南芜没她的踪影,宜荷也一片空白,所有线索都走到死路。无奈之下,桑延来到了车艳琴家门口。屋里只有温铭在,他支支吾吾地说起,当年高考结束后,温以凡就曾突然离家出走过一次。桑延追问缘由,温铭却像把嘴锁上了一样,再不肯多说。跟着他走进那间所谓的“房间”,桑延心里一阵发紧——那根本只是堆杂物的小隔间,勉强能放下张床,墙皮斑驳,连像样的窗户都没有。想象着她在这样的环境里熬过少年时代,他胸口像被人狠狠攥住,几乎喘不过气。无意间,他在一叠旧稿纸上看到一行用红笔写得工工整整的字:目标——南芜大学。那一刻他才真正看懂,那些从泥沼里一步步爬出来的执拗与倔强,是她拼命抓住未来的方式。

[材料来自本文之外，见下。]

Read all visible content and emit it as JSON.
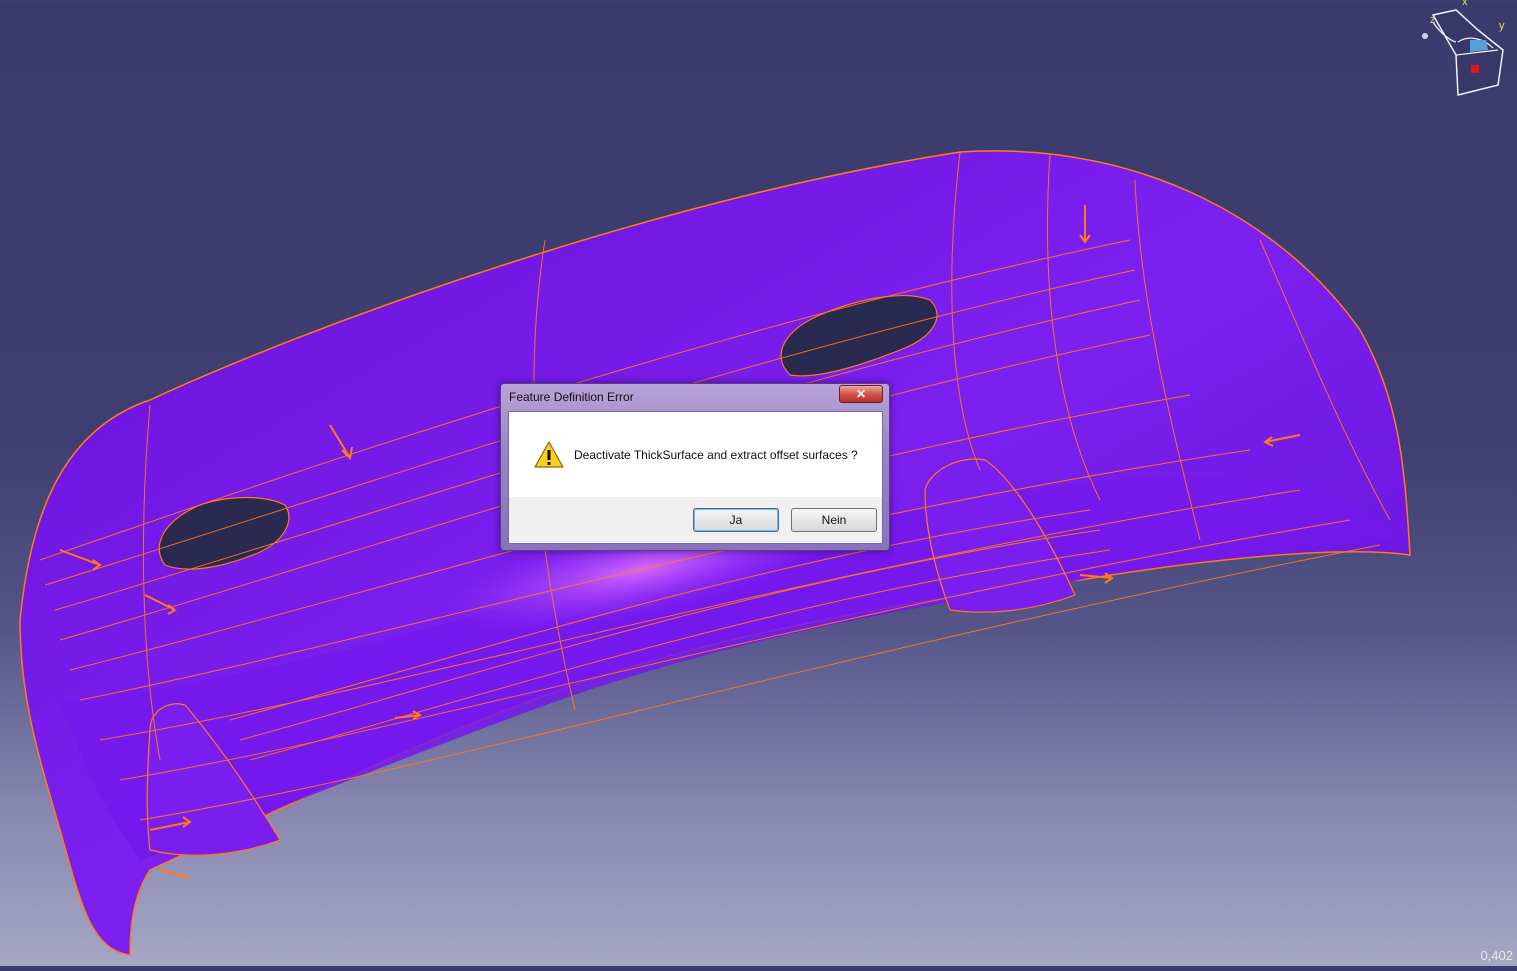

从车艳琴家离开后,桑延又去了赵媛冬家楼下,打算再问一些细节。刚到小区门口,他就看到车兴德骑着电动车晃晃悠悠往外走。他立刻上车一路尾随,一直跟到了南芜电视台门口。恰巧路过的付壮认出他,告诉他:温以凡已经递交了辞职,车兴德则在大约一个月前来这里当了保安。得知真相,怒火几乎瞬间烧光了桑延最后一点理智。他冲到车兴德面前,眼看着对方冷笑着挑衅,他一脚油门冲了上去,车头直直对准那个人——直到刹车在地面划出刺耳声响,他才强行把自己拉回悬崖边。车兴德阴笑着拍了拍车,转身离开,仿佛什么都没发生过。
与此同时,留在本地的钟思乔也在反思——自己一路陪在温以凡身边,却始终没能真正走进她的心里。就在内疚翻涌之时,她突然收到了温以凡发来的消息。她立刻拨回去,话到嘴边却只剩一句哽咽的“你在哪儿”。电话那头,温以凡声音平静,说自己很安全,只是因为太在乎,所以才不得不选择离开。她拒绝透露任何位置,把所有思念和牵挂都掐断在信号那一端。所有人这才明白,她的消失不是任性,而是一场为了保护所爱之人的自我放逐。